How to stay connected on cyber insurance
Australian businesses will need to ensure strict data management and cyber security measures are in place or risk facing compliance, financial and reputational ramifications under new mandatory reporting legislation.
The new rules are set to transform Australia’s business landscape and take the issues of cyber security from the IT department to the boardroom.
What does mandatory data breach reporting mean for business?

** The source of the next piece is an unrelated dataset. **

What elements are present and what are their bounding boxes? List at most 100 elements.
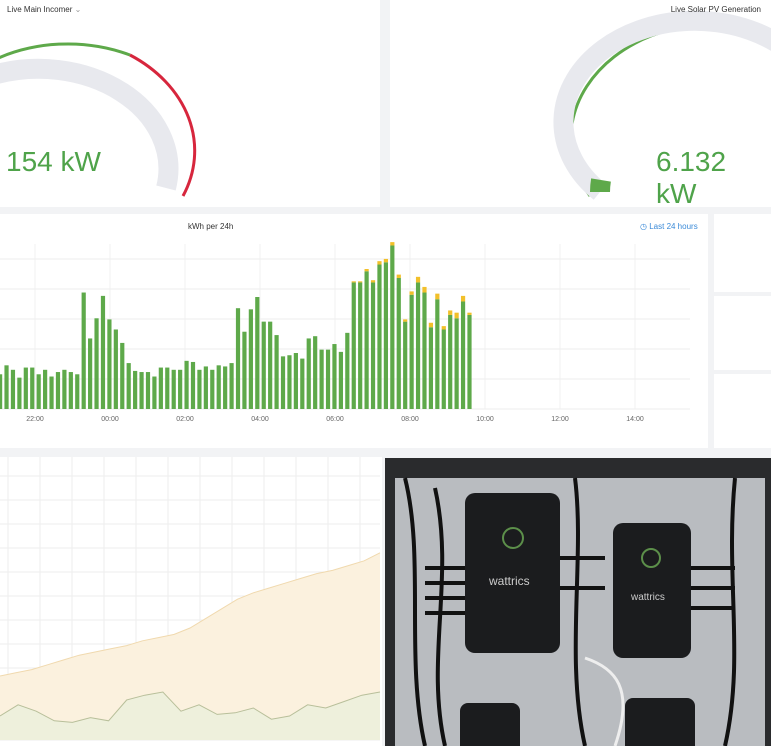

The new legislation requires mandatory reporting of any data breaches to both the privacy regulator as well as affected customers. It will apply to all businesses with a turnover of more than $3 million, health service providers, credit reporting bodies, credit providers and tax file number recipients.
QBE cyber insurance expert Ben Richardson said the new legislation emphasises the need for data management and cyber security practices to be escalated and reviewed within a company’s overall risk management framework to ensure that they are fit for purpose.
Cyber security breaches are escalating
Cyber security breaches in Australia are on the rise, according to the latest data. Fifty-nine per cent of organisations in Australia detected a business interruption cyber security breach on at least a monthly basis, according to the Telstra Cyber Security Report 2017. This was more than twice as often as in 2015.
“We’re starting to see criminals move away from attacking larger organisations who present more complex defence mechanisms and instead target SMEs who are often unable to invest in high levels of IT security or risk management and are more susceptible to automated, lower cost threats, such as phishing and ransomware,” Richardson said.
The wide-ranging consequences of a data breach would undoubtedly put cyber insurance on the radar for businesses of all sizes.
Richardson said cyber insurance in Australia is still a relatively new product, but the introduction of mandatory notification brings Australia into line with the more established US market and is expected to lead to a maturing cyber insurance market.